W roku liturgicznym uroczystość Wniebowstąpienia Pańskiego przypada czterdziestego dnia po zmartwychwstaniu i kończy okres Wielkanocy. Tradycyjnie jest to czwartek, ale w Kościele polskim od 2004 roku za pozwoleniem Watykańskiej Kongregacji do spraw Kultu Bożego i Dyscypliny Sakramentów uroczystość Wniebowstąpienia Pańskiego obchodzona jest w niedzielę po czterdziestym dniu od zmartwychwstania. Nie zmienił się natomiast termin Dni Krzyżowych, nadal jest to poniedziałek, wtorek i środa w tygodniu obchodów.
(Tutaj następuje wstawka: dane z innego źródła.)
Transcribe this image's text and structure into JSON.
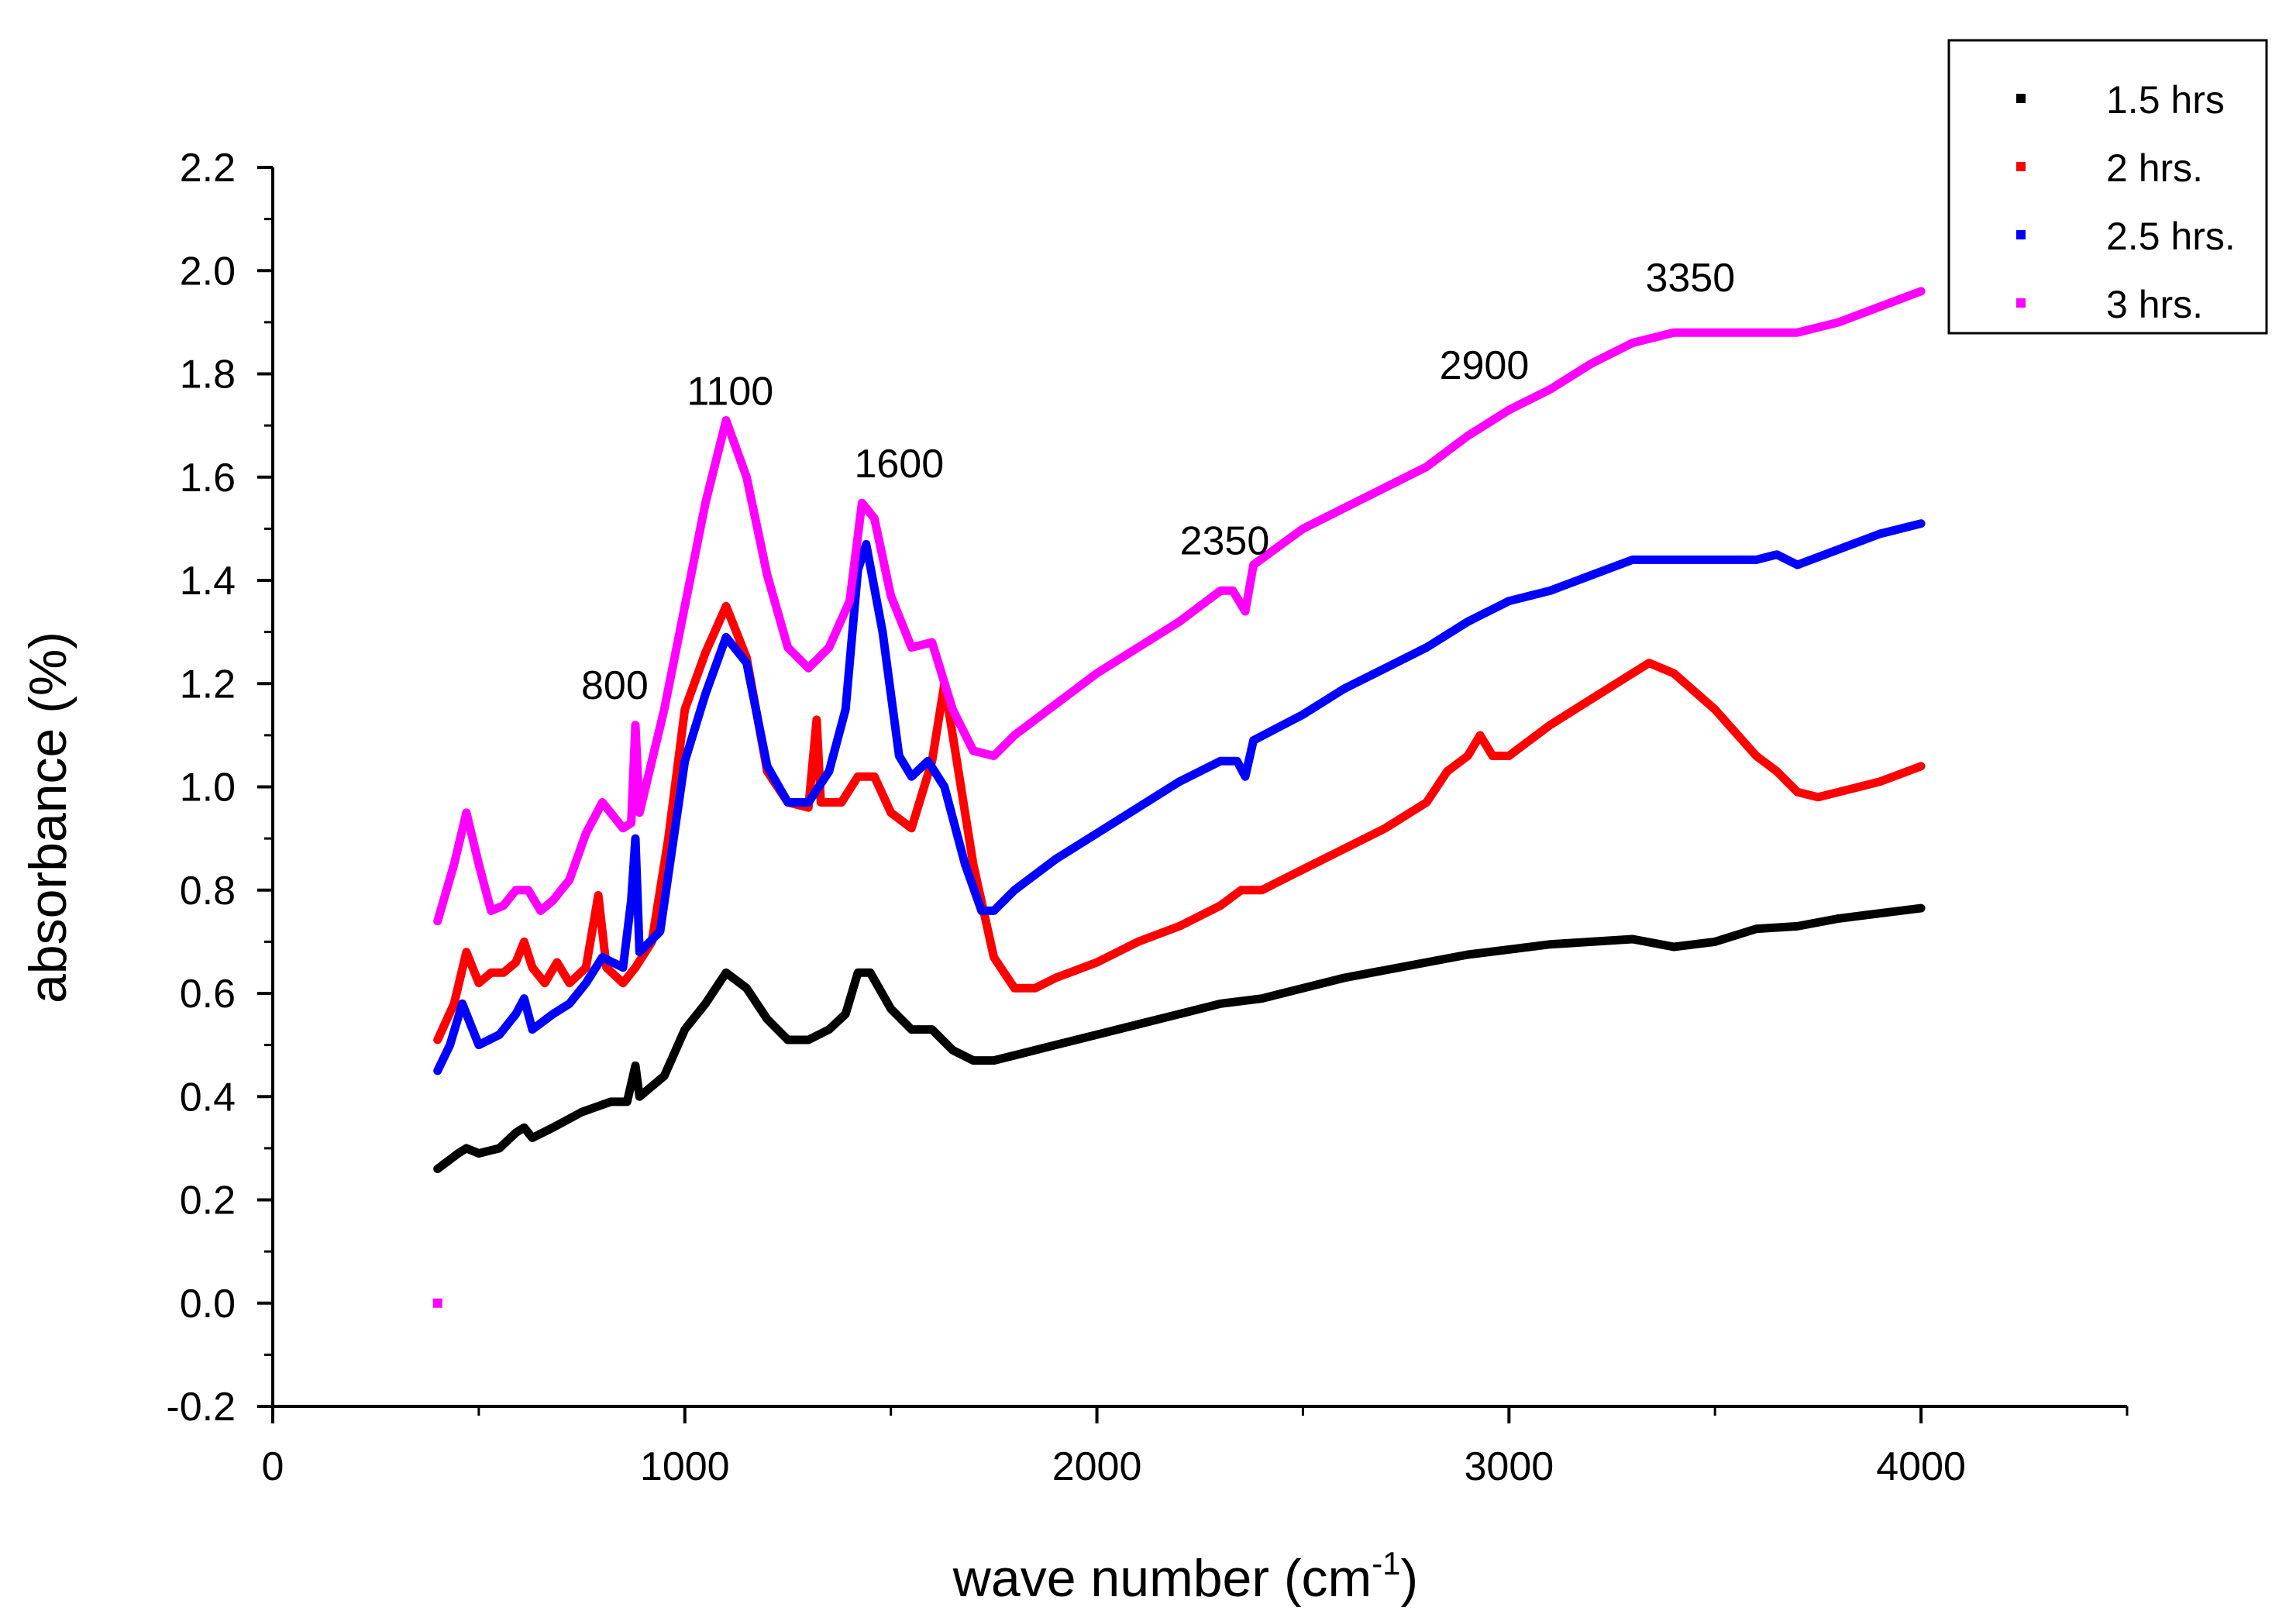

W artykule Adama Matyszewskiego, który ukazał się na portalu Opoka przeczytałam, że „procesje te zastąpiły dawny rytuał rolniczy zwany okrążaniem pól, którego celem prawdopodobnie było wyznaczanie granic pola oraz ochrona upraw przed klęskami żywiołowymi, czarami i złymi mocami. Na ziemiach polskich okrążanie pól odbywało się w dwóch terminach: na wiosnę - na dobry początek prac polowych, pomyślny wzrost zbóż i obfite zbiory; na jesieni, po zebraniu plonów - dla ciągłości wegetacji roślin i urodzaju w roku następnym. Z czasem wiosenne okrążanie pól złączone zostało ze świętami kościelnymi i zamieniło się w procesje prowadzone przez duchowieństwo, jesienne przybrało postać wielkich biesiad i obchodów dożynkowych”.
Kultywowanie obchodów
W tradycji polskiej dniami modlitw o urodzaje (oprócz Dni Krzyżowych i wspomnienia św. Marka, 25 kwietnia) są także: 15 maja - wspomnienie św. Izydora Oracza, a także 19 lub 25 maja - wspomnienie św. Urbana, papieża, patrona rolników. W niektórych stronach naszego kraju zachował się zwyczaj, że przy okazji Dni Krzyżowych zakopuje się butelkę dokumentalną, w której na papierze czerpanym wypisuje się imię i nazwisko proboszcza i wikariuszy, biskupa, papieża i tym podobne.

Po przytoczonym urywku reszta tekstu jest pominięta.